In watching and listening to virtual services for almost two years now, I have been reminded that church community is critical for driving and sustaining social justice movements. At Alfred Street Baptist Church, where my family attends and I'm active in ministry, as well as so many other historically Black churches, we are filled with the word when we are weary. In church, we can link arms with weary travelers on this long road of justice and march on together. We are filled with the hymns of our ancestors such as “Oh, Freedom” and “Don’t Let Nobody Turn You Around,” as well as contemporary praise and worship music that revives our spirit, reminding us to whom we belong and where to cast our eyes for hope. And we are sometimes filled with the righteous anger and courage that helps us demand our rightful seat and inclusion at the table, not just to be called upon every time our vote is needed.
I spent months in 2020 telling people of faith that their vote mattered and that this was the most consequential election in our lifetime. I still fervently believe that was true. But I now realize we need a revised message to break through the pain, anger, and cynicism that has seeped in and will metastasize without greater progress and hope.
I keep coming back to one of my favorite scriptures, from my favorite prophet, Isaiah: “That they that wait upon the Lord will renew their strength, they will mount up on wings as eagles, they shall run and not be weary, they shall walk and not faint” (Isaiah 40:31). Yes, this is a moment of weariness. But on the other side of weariness is hope-filled resilience, dogged persistence, and relentless resolve.

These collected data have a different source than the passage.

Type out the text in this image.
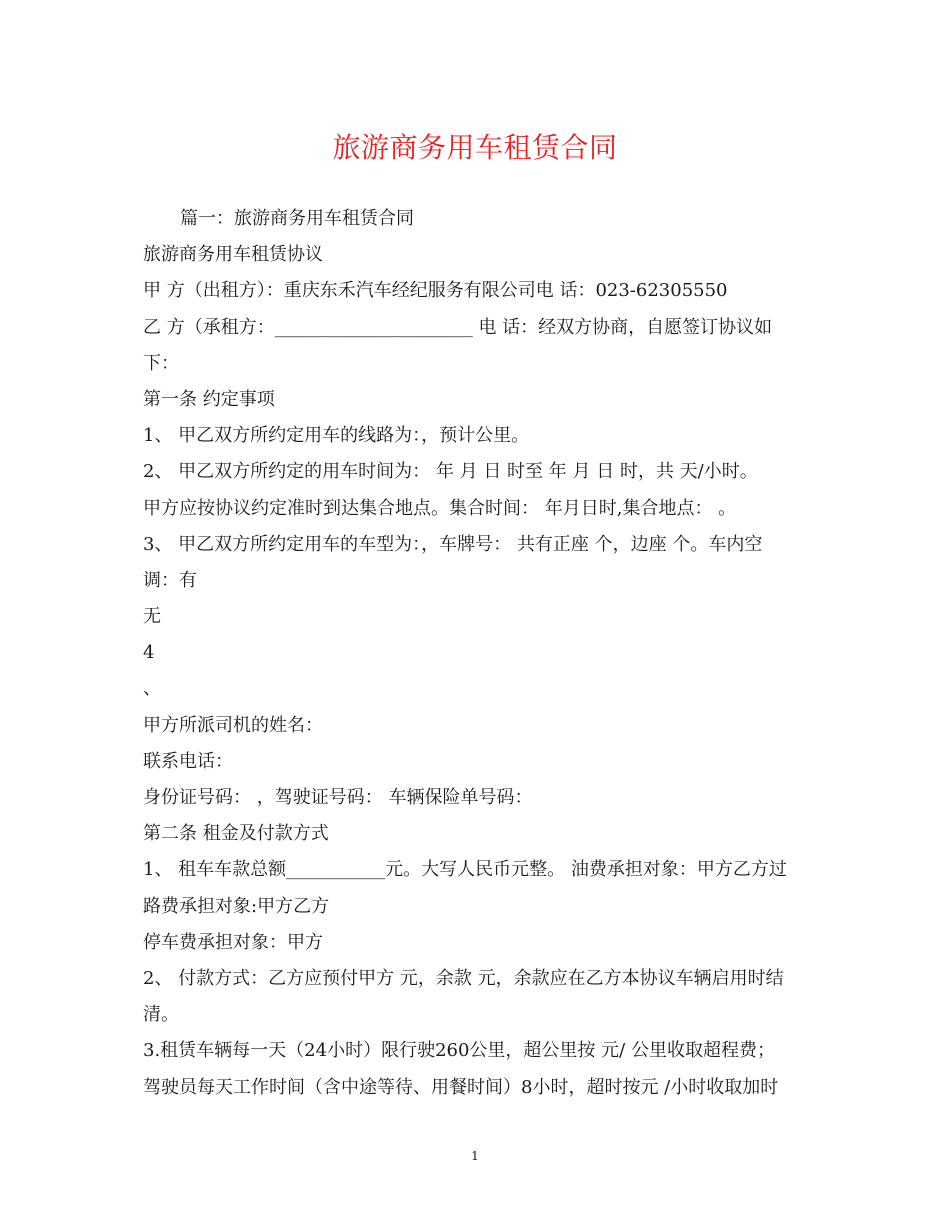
旅游商务用车租赁合同
篇一：旅游商务用车租赁合同
旅游商务用车租赁协议
甲 方（出租方）：重庆东禾汽车经纪服务有限公司电 话：023-62305550
乙 方（承租方：______________________ 电 话：经双方协商，自愿签订协议如
下：
第一条 约定事项
1、 甲乙双方所约定用车的线路为：，预计公里。
2、 甲乙双方所约定的用车时间为： 年 月 日 时至 年 月 日 时，共 天/小时。
甲方应按协议约定准时到达集合地点。集合时间： 年月日时,集合地点： 。
3、 甲乙双方所约定用车的车型为：，车牌号： 共有正座 个，边座 个。车内空
调：有
无
4
、
甲方所派司机的姓名：
联系电话：
身份证号码： ，驾驶证号码： 车辆保险单号码：
第二条 租金及付款方式
1、 租车车款总额___________元。大写人民币元整。 油费承担对象：甲方乙方过
路费承担对象:甲方乙方
停车费承担对象：甲方
2、 付款方式：乙方应预付甲方 元，余款 元，余款应在乙方本协议车辆启用时结
清。
3.租赁车辆每一天（24小时）限行驶260公里，超公里按 元/ 公里收取超程费；
驾驶员每天工作时间（含中途等待、用餐时间）8小时，超时按元 /小时收取加时
1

As a Black husband, a father of two Black sons, and ordained minister, I need my fellow sojourners — my siblings in faith across generations, political persuasions, and racial backgrounds — to find their own wells of resilience and press forward together to strengthen movement for transformation. I’m asking you to act more boldly, speak up more vigilantly, pray more fervently and to look for those who are also weary and lift them up.
And to my Black and brown siblings: I feel you, I see you, and I am praying for you and with you. I pray that we do what we have so often done in times of crisis and need: dig deeper, cheered on by the cloud of witnesses who have come before us, relying on our ever-abiding faith that the ultimate victory has already been won. We must press on.